Resolution to strengthen the Family Law Act’s protection for victims

Readers are free to amend this draft, which puts Cedal’s argument for change in a nutshell. It has already been put as a motion to some relevant groups and adopted. The final section calls for the ultimate repeal of the part of the DVCVA that makes breach a criminal offence. But aiming for what is achievable now, the new Petition on the government website simply asks government to let family judges attach powers of arrest again to their orders, to deter breach and swiftly enforce breach should it occur. Victims’ option to rely on the police to issue proceedings for breach, and become a witness in these, may remain.

Conference Notes

  • Official social and economic cost of domestic abuse £66billion, 2016-17
  • Record childcare cases, 60% featuring domestic abuse
  • Victims’ continued unwillingness to criminalise partners/former partners
  • Most murders occur when/after victim ends relationship, following previous abuse – regardless of any earlier police/social/ voluntary services intervention
  • Family Law Act part IV (FLA)1996 non-molestation and occupation orders protected victims and children – most applications emergency –without notice- – court attached powers of arrest to orders
  • The Domestic Violence (Crime and Victims) Act 2004 (DVCVA) – a criminal law – made breach a criminal offence, maximum 5 years’ custody. Crucially, it amended the FLA to prohibit family courts from attaching powers of arrest to non-molestation orders
  • Now, on breach, victims are without protection.

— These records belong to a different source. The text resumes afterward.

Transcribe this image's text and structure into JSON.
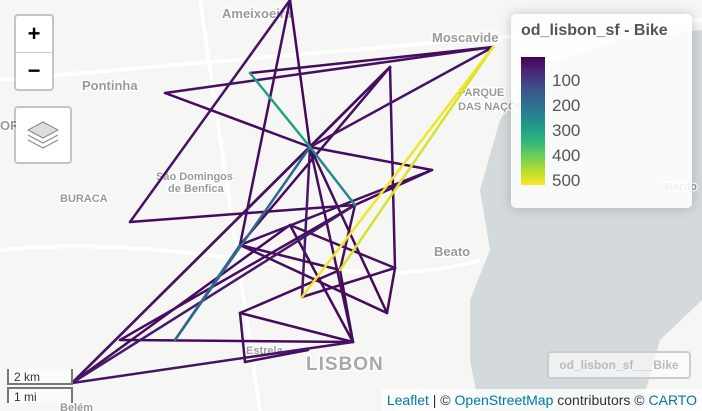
{
  "map": {
    "places": [
      "Ameixoeira",
      "Moscavide",
      "Pontinha",
      "São Domingos",
      "de Benfica",
      "BURACA",
      "PARQUE",
      "DAS NAÇÕES",
      "Beato",
      "LISBON",
      "Estrela",
      "Belém",
      "OR",
      "Mardo"
    ],
    "zoom_in": "+",
    "zoom_out": "−",
    "legend": {
      "title": "od_lisbon_sf - Bike",
      "ticks": [
        100,
        200,
        300,
        400,
        500
      ],
      "range": [
        8,
        520
      ],
      "colors": [
        "#440154",
        "#482878",
        "#3e4a89",
        "#31688e",
        "#26828e",
        "#1f9e89",
        "#35b779",
        "#6ece58",
        "#b5de2b",
        "#fde725"
      ]
    },
    "layer_label": "od_lisbon_sf___Bike",
    "scale": [
      "2 km",
      "1 mi"
    ],
    "attribution": {
      "leaflet": "Leaflet",
      "sep": "| ©",
      "osm": "OpenStreetMap",
      "contrib": "contributors ©",
      "carto": "CARTO"
    },
    "flows": [
      {
        "value": 20
      },
      {
        "value": 25
      },
      {
        "value": 30
      },
      {
        "value": 22
      },
      {
        "value": 300
      },
      {
        "value": 510
      },
      {
        "value": 490
      },
      {
        "value": 35
      },
      {
        "value": 28
      },
      {
        "value": 24
      },
      {
        "value": 30
      },
      {
        "value": 26
      },
      {
        "value": 32
      },
      {
        "value": 180
      },
      {
        "value": 250
      },
      {
        "value": 40
      },
      {
        "value": 27
      },
      {
        "value": 23
      },
      {
        "value": 21
      },
      {
        "value": 29
      },
      {
        "value": 22
      },
      {
        "value": 33
      },
      {
        "value": 25
      },
      {
        "value": 45
      },
      {
        "value": 28
      },
      {
        "value": 24
      },
      {
        "value": 26
      },
      {
        "value": 22
      },
      {
        "value": 30
      },
      {
        "value": 21
      },
      {
        "value": 27
      },
      {
        "value": 24
      },
      {
        "value": 23
      },
      {
        "value": 25
      },
      {
        "value": 22
      },
      {
        "value": 28
      },
      {
        "value": 26
      },
      {
        "value": 24
      },
      {
        "value": 160
      },
      {
        "value": 35
      },
      {
        "value": 30
      },
      {
        "value": 22
      }
    ]
  }
}
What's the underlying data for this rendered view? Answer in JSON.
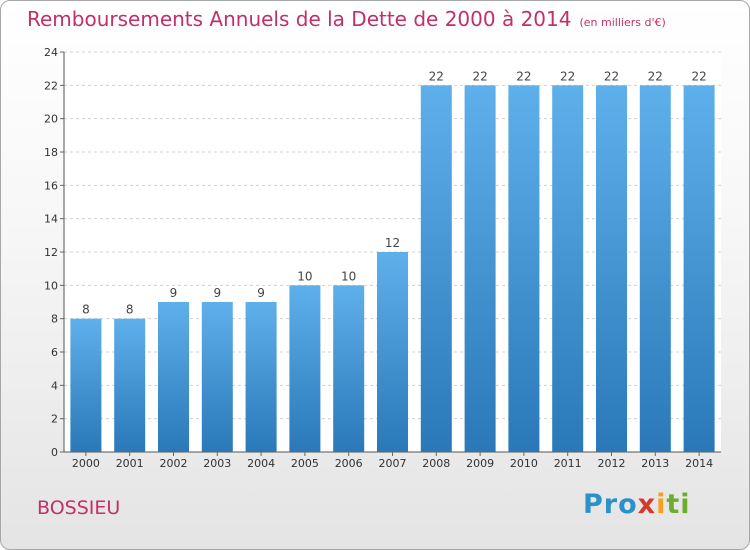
{
  "chart_data": {
    "type": "bar",
    "title": "Remboursements Annuels de la Dette de 2000 à 2014",
    "unit_note": "(en milliers d'€)",
    "categories": [
      "2000",
      "2001",
      "2002",
      "2003",
      "2004",
      "2005",
      "2006",
      "2007",
      "2008",
      "2009",
      "2010",
      "2011",
      "2012",
      "2013",
      "2014"
    ],
    "values": [
      8,
      8,
      9,
      9,
      9,
      10,
      10,
      12,
      22,
      22,
      22,
      22,
      22,
      22,
      22
    ],
    "ylim": [
      0,
      24
    ],
    "yticks": [
      0,
      2,
      4,
      6,
      8,
      10,
      12,
      14,
      16,
      18,
      20,
      22,
      24
    ],
    "xlabel": "",
    "ylabel": "",
    "bar_color": "#3d8fcf",
    "title_color": "#c0306a"
  },
  "location": "BOSSIEU",
  "brand": {
    "parts": [
      "Pro",
      "x",
      "i",
      "ti"
    ]
  }
}
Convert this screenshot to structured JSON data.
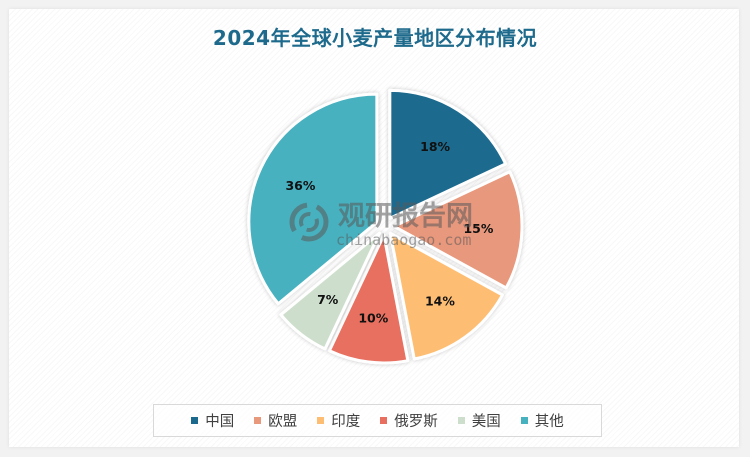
{
  "title": "2024年全球小麦产量地区分布情况",
  "watermark": {
    "logo": "logo-swirl",
    "text_cn": "观研报告网",
    "text_en": "chinabaogao.com"
  },
  "legend": {
    "items": [
      {
        "label": "中国",
        "color": "#1b6a8e"
      },
      {
        "label": "欧盟",
        "color": "#e8987b"
      },
      {
        "label": "印度",
        "color": "#fdbe73"
      },
      {
        "label": "俄罗斯",
        "color": "#e86f60"
      },
      {
        "label": "美国",
        "color": "#cddfcc"
      },
      {
        "label": "其他",
        "color": "#46b1bf"
      }
    ]
  },
  "chart_data": {
    "type": "pie",
    "title": "2024年全球小麦产量地区分布情况",
    "categories": [
      "中国",
      "欧盟",
      "印度",
      "俄罗斯",
      "美国",
      "其他"
    ],
    "values": [
      18,
      15,
      14,
      10,
      7,
      36
    ],
    "labels": [
      "18%",
      "15%",
      "14%",
      "10%",
      "7%",
      "36%"
    ],
    "colors": [
      "#1b6a8e",
      "#e8987b",
      "#fdbe73",
      "#e86f60",
      "#cddfcc",
      "#46b1bf"
    ],
    "start_angle": "12 o'clock",
    "direction": "clockwise",
    "exploded": true,
    "legend_position": "bottom"
  }
}
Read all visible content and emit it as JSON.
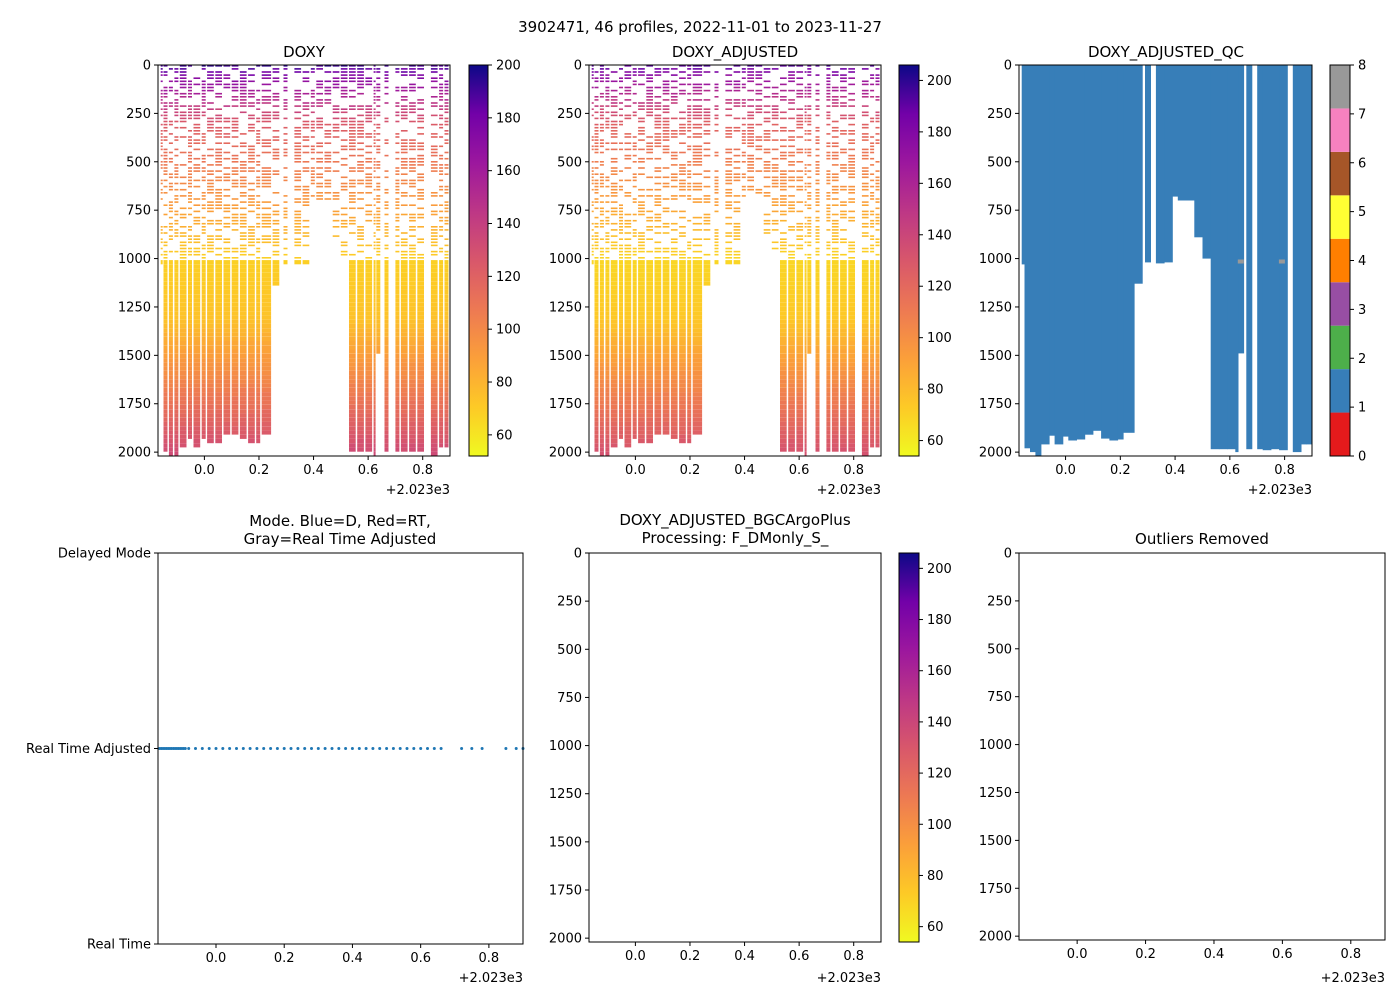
{
  "figure": {
    "suptitle": "3902471, 46 profiles, 2022-11-01 to 2023-11-27",
    "x_offset_label": "+2.023e3",
    "x_ticks": [
      "0.0",
      "0.2",
      "0.4",
      "0.6",
      "0.8"
    ],
    "x_range": [
      -0.17,
      0.9
    ],
    "depth_ticks": [
      "0",
      "250",
      "500",
      "750",
      "1000",
      "1250",
      "1500",
      "1750",
      "2000"
    ],
    "depth_range": [
      0,
      2020
    ]
  },
  "colors": {
    "qc_blue": "#377eb8",
    "qc_gray": "#999999",
    "mode_dots": "#1f77b4"
  },
  "chart_data": [
    {
      "id": "doxy",
      "type": "heatmap",
      "title": "DOXY",
      "colormap": "plasma_r",
      "xlabel": "",
      "ylabel": "",
      "colorbar": {
        "range": [
          52,
          200
        ],
        "ticks": [
          "60",
          "80",
          "100",
          "120",
          "140",
          "160",
          "180",
          "200"
        ]
      },
      "series": [
        {
          "name": "DOXY",
          "description": "oxygen vs time and pressure; ~180 near surface, ~65 at 1000-1300 dbar, ~130 near 2000 dbar"
        }
      ]
    },
    {
      "id": "doxy_adjusted",
      "type": "heatmap",
      "title": "DOXY_ADJUSTED",
      "colormap": "plasma_r",
      "colorbar": {
        "range": [
          54,
          206
        ],
        "ticks": [
          "60",
          "80",
          "100",
          "120",
          "140",
          "160",
          "180",
          "200"
        ]
      },
      "series": [
        {
          "name": "DOXY_ADJUSTED"
        }
      ]
    },
    {
      "id": "doxy_adjusted_qc",
      "type": "heatmap",
      "title": "DOXY_ADJUSTED_QC",
      "colormap": "Set1 (QC flags)",
      "colorbar": {
        "range": [
          0,
          8
        ],
        "ticks": [
          "0",
          "1",
          "2",
          "3",
          "4",
          "5",
          "6",
          "7",
          "8"
        ],
        "bands": [
          "#e41a1c",
          "#377eb8",
          "#4daf4a",
          "#984ea3",
          "#ff7f00",
          "#ffff33",
          "#a65628",
          "#f781bf",
          "#999999"
        ]
      },
      "profile_bottoms": [
        {
          "x": -0.16,
          "bottom": 1030
        },
        {
          "x": -0.15,
          "bottom": 1980
        },
        {
          "x": -0.13,
          "bottom": 2000
        },
        {
          "x": -0.11,
          "bottom": 2020
        },
        {
          "x": -0.09,
          "bottom": 1960
        },
        {
          "x": -0.06,
          "bottom": 1915
        },
        {
          "x": -0.04,
          "bottom": 1960
        },
        {
          "x": -0.01,
          "bottom": 1920
        },
        {
          "x": 0.01,
          "bottom": 1940
        },
        {
          "x": 0.04,
          "bottom": 1935
        },
        {
          "x": 0.07,
          "bottom": 1910
        },
        {
          "x": 0.1,
          "bottom": 1890
        },
        {
          "x": 0.13,
          "bottom": 1930
        },
        {
          "x": 0.16,
          "bottom": 1940
        },
        {
          "x": 0.19,
          "bottom": 1935
        },
        {
          "x": 0.21,
          "bottom": 1900
        },
        {
          "x": 0.25,
          "bottom": 1130
        },
        {
          "x": 0.28,
          "bottom": 0
        },
        {
          "x": 0.29,
          "bottom": 1020
        },
        {
          "x": 0.31,
          "bottom": 0
        },
        {
          "x": 0.33,
          "bottom": 1025
        },
        {
          "x": 0.36,
          "bottom": 1020
        },
        {
          "x": 0.39,
          "bottom": 680
        },
        {
          "x": 0.41,
          "bottom": 700
        },
        {
          "x": 0.44,
          "bottom": 700
        },
        {
          "x": 0.47,
          "bottom": 890
        },
        {
          "x": 0.5,
          "bottom": 1000
        },
        {
          "x": 0.53,
          "bottom": 1985
        },
        {
          "x": 0.56,
          "bottom": 1985
        },
        {
          "x": 0.59,
          "bottom": 1985
        },
        {
          "x": 0.62,
          "bottom": 2000
        },
        {
          "x": 0.63,
          "bottom": 1490
        },
        {
          "x": 0.65,
          "bottom": 0
        },
        {
          "x": 0.66,
          "bottom": 1985
        },
        {
          "x": 0.68,
          "bottom": 0
        },
        {
          "x": 0.7,
          "bottom": 1985
        },
        {
          "x": 0.72,
          "bottom": 1990
        },
        {
          "x": 0.75,
          "bottom": 1985
        },
        {
          "x": 0.78,
          "bottom": 1990
        },
        {
          "x": 0.81,
          "bottom": 0
        },
        {
          "x": 0.83,
          "bottom": 2000
        },
        {
          "x": 0.86,
          "bottom": 1960
        },
        {
          "x": 0.88,
          "bottom": 1960
        }
      ],
      "flag8_points": [
        {
          "x": 0.64,
          "depth": 1015
        },
        {
          "x": 0.79,
          "depth": 1015
        }
      ]
    },
    {
      "id": "mode",
      "type": "scatter",
      "title": "Mode. Blue=D, Red=RT,",
      "title_line2": "Gray=Real Time Adjusted",
      "y_categories": [
        "Real Time",
        "Real Time Adjusted",
        "Delayed Mode"
      ],
      "points_y": "Real Time Adjusted",
      "x": [
        -0.165,
        -0.16,
        -0.155,
        -0.15,
        -0.145,
        -0.14,
        -0.135,
        -0.13,
        -0.125,
        -0.12,
        -0.115,
        -0.11,
        -0.105,
        -0.1,
        -0.095,
        -0.09,
        -0.08,
        -0.06,
        -0.04,
        -0.02,
        0.0,
        0.02,
        0.04,
        0.06,
        0.08,
        0.1,
        0.12,
        0.14,
        0.16,
        0.18,
        0.2,
        0.22,
        0.24,
        0.26,
        0.28,
        0.3,
        0.32,
        0.34,
        0.36,
        0.38,
        0.4,
        0.42,
        0.44,
        0.46,
        0.48,
        0.5,
        0.52,
        0.54,
        0.56,
        0.58,
        0.6,
        0.62,
        0.64,
        0.66,
        0.72,
        0.75,
        0.78,
        0.85,
        0.88,
        0.9
      ]
    },
    {
      "id": "bgcargoplus",
      "type": "heatmap",
      "title": "DOXY_ADJUSTED_BGCArgoPlus",
      "title_line2": "Processing: F_DMonly_S_",
      "colormap": "plasma_r",
      "colorbar": {
        "range": [
          54,
          206
        ],
        "ticks": [
          "60",
          "80",
          "100",
          "120",
          "140",
          "160",
          "180",
          "200"
        ]
      },
      "series": []
    },
    {
      "id": "outliers",
      "type": "heatmap",
      "title": "Outliers Removed",
      "series": []
    }
  ]
}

Legal aid ended, they must rely on criminal proceedings for enforcement

Conference Believes

  • The power of arrest was a powerful deterrent against breach, because consequences immediate – arrest, committal proceedings in 24 hours, maximum 2 years’ custody
  • Such orders provided vital calm for courts to resolve related issues – long-term living arrangements, finance, property, importantly children
  • The DVCVA has not been helpful to victims nor sent perpetrators the intended ‘clear message’

Conference Resolves

  • To amend the FLA, letting courts again attach powers of arrest to non-molestation orders
  • To repeal that part of the DVCVA making breach a criminal offence
  • Both parties in FLA and related Children Act proceedings should be eligible for legal aid
  • Support services should be properly funded

Note (i):  ‘Support services should be properly funded’ The importance of domestic abuse advisers, specialist police officers, social workers, refuges, family and children centres, drug and alcohol addiction services, Sure Start centres and so on cannot be over-estimated.  Any court proceedings are stressful but the Family Law Act provisions focus on protecting victims.  That is, providing sure and speedy protection for those who have suffered or been threatened with harm and wish to extricate themselves from partners or former partners, and resolve the issues that keep them trapped, without risking further harm. This must be the priority for those wishing to reduce the number of victims, rather than largely futile, counter-productive efforts to advise victims to become witnesses in criminal prosecutions in an ideological war on abusers, putting punishment before victim protection. There is of course nothing to stop former victims from co-operating with prosecutions, once they and their children are safely out of danger.

Note (ii): The resolution makes no reference to cuts in legal aid causing firms to close or take fee-paying clients only, so that whole counties become family law legal aid deserts.  It makes no reference either to sweeping court closures, some 300 courts having gone since 2010, with 70 more scheduled to go. This is ‘ spun’ as part and parcel of the digital revolution but domestic abuse and related family issues are simply not suitable for on-line resolution.